Significant human rights abuses

And the stories go deeper. Ng Shui-Meng has spent her life looking in vain for her husband who vanished without a trace. She cannot speak out for fear of repercussions and despite her long hunt she is no closer to finding out what became of him.

However, the fate of at least some of the hundreds of people that have simply disappeared is known. They have been imprisoned indefinitely. In December of 2015, it was reported that Thongpaseuth and Phengphanh, under lock and key since 1999, were in solitary confinement with their legs in wooden stocks. They are allowed out of their cells only once a week, or once every fortnight, to wash and clean out the buckets they use as their toilets. They are denied visitors, food, and the medication sent by caring relatives.

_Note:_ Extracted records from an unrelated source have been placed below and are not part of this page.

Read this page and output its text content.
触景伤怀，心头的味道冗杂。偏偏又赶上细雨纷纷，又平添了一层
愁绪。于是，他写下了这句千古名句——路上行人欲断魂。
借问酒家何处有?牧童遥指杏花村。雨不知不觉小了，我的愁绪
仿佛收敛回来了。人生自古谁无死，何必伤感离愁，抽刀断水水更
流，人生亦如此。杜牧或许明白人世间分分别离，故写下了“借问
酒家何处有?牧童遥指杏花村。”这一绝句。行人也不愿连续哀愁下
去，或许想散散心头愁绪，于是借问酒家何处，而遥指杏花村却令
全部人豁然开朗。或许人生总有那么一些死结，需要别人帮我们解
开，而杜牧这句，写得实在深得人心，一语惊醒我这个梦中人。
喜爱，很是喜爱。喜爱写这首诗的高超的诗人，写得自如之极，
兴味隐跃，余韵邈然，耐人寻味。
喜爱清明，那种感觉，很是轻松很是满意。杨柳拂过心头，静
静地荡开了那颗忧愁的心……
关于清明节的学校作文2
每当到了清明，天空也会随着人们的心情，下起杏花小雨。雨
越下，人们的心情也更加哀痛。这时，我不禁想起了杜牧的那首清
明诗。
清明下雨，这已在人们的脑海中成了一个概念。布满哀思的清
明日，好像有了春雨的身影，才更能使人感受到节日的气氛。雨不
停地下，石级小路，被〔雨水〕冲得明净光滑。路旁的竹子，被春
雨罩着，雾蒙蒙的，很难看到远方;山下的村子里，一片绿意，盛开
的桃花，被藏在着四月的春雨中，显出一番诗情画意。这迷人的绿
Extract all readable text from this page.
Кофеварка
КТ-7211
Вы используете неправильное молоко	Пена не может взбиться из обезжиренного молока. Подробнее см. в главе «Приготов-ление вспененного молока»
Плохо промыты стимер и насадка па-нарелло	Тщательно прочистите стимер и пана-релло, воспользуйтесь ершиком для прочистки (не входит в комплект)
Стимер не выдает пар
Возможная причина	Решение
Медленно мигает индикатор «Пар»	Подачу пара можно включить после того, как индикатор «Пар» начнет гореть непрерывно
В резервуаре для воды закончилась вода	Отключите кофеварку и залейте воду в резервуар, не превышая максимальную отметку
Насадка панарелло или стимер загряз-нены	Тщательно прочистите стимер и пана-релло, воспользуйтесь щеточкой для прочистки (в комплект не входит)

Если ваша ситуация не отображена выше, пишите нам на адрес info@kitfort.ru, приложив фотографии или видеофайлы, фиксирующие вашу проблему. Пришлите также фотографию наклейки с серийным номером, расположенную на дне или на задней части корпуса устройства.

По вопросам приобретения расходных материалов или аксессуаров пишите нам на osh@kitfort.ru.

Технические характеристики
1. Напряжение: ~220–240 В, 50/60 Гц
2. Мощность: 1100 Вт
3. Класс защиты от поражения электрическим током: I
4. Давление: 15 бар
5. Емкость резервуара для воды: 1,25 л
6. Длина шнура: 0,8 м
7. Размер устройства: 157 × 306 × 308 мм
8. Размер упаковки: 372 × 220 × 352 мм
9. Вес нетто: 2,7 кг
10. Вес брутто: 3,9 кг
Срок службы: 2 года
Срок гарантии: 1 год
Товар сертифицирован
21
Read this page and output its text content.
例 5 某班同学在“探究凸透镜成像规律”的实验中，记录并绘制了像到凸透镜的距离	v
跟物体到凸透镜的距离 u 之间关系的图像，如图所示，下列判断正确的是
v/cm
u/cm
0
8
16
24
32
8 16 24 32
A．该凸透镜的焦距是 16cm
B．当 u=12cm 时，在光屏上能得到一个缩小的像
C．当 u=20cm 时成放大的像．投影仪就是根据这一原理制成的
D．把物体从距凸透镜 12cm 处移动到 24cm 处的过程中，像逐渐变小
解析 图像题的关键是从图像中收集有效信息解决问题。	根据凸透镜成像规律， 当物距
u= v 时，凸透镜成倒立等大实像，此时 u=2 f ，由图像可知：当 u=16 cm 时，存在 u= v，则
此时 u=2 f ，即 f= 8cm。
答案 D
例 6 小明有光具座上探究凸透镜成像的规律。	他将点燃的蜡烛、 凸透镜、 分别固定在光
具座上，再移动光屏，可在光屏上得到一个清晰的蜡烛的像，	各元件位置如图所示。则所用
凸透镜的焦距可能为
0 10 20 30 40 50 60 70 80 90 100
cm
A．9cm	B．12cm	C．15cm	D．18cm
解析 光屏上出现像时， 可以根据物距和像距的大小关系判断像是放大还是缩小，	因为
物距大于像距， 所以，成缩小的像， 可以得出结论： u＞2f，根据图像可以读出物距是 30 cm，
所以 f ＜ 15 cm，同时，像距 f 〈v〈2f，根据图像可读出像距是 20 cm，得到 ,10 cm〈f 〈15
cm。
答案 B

What was their crime? As students, they attempted to organise a peaceful protest on the subject of social justice, citizens’ rights and democratic reforms: three things Laos sorely needed in 1999 and three things Laos still needs now. And these were not the only two arrested. Khamphouvieng Sisa who was captured alongside them, died in prison in 2001. It has been widely reported that his death was the result of torture.

Nine others were also arrested in connection to the same peaceful protest, then imprisoned in 2009 while travelling to seek basic rights. In 2015, the Lao Movement for Human Rights stated that, “it is not known in which prison the 12 are being held or if they are still alive.” In 2016, this is unacceptable.

Obama ahead

The outgoing American president, Barack Obama, has signalled his intention to attend the 2016 ASEAN Summit hosted by Laos – a trip positioned to create a relationship ‘between former foes’. In fact, it will be the first time a U.S. President has made an official trip to the country. But as a nation with a human rights history similar to that of North Korea, why is Obama even planning to come?

The motto of ASEAN is, ‘One Vision, One Identity, One Community.’ And with the 28th ASEAN Summit ahead it is time for the bloc to take a stand against Laos as a single entity. Obama must issue a clear statement on its human rights abuses by not only declining the invitation, but also by saying their actions will not be tolerated.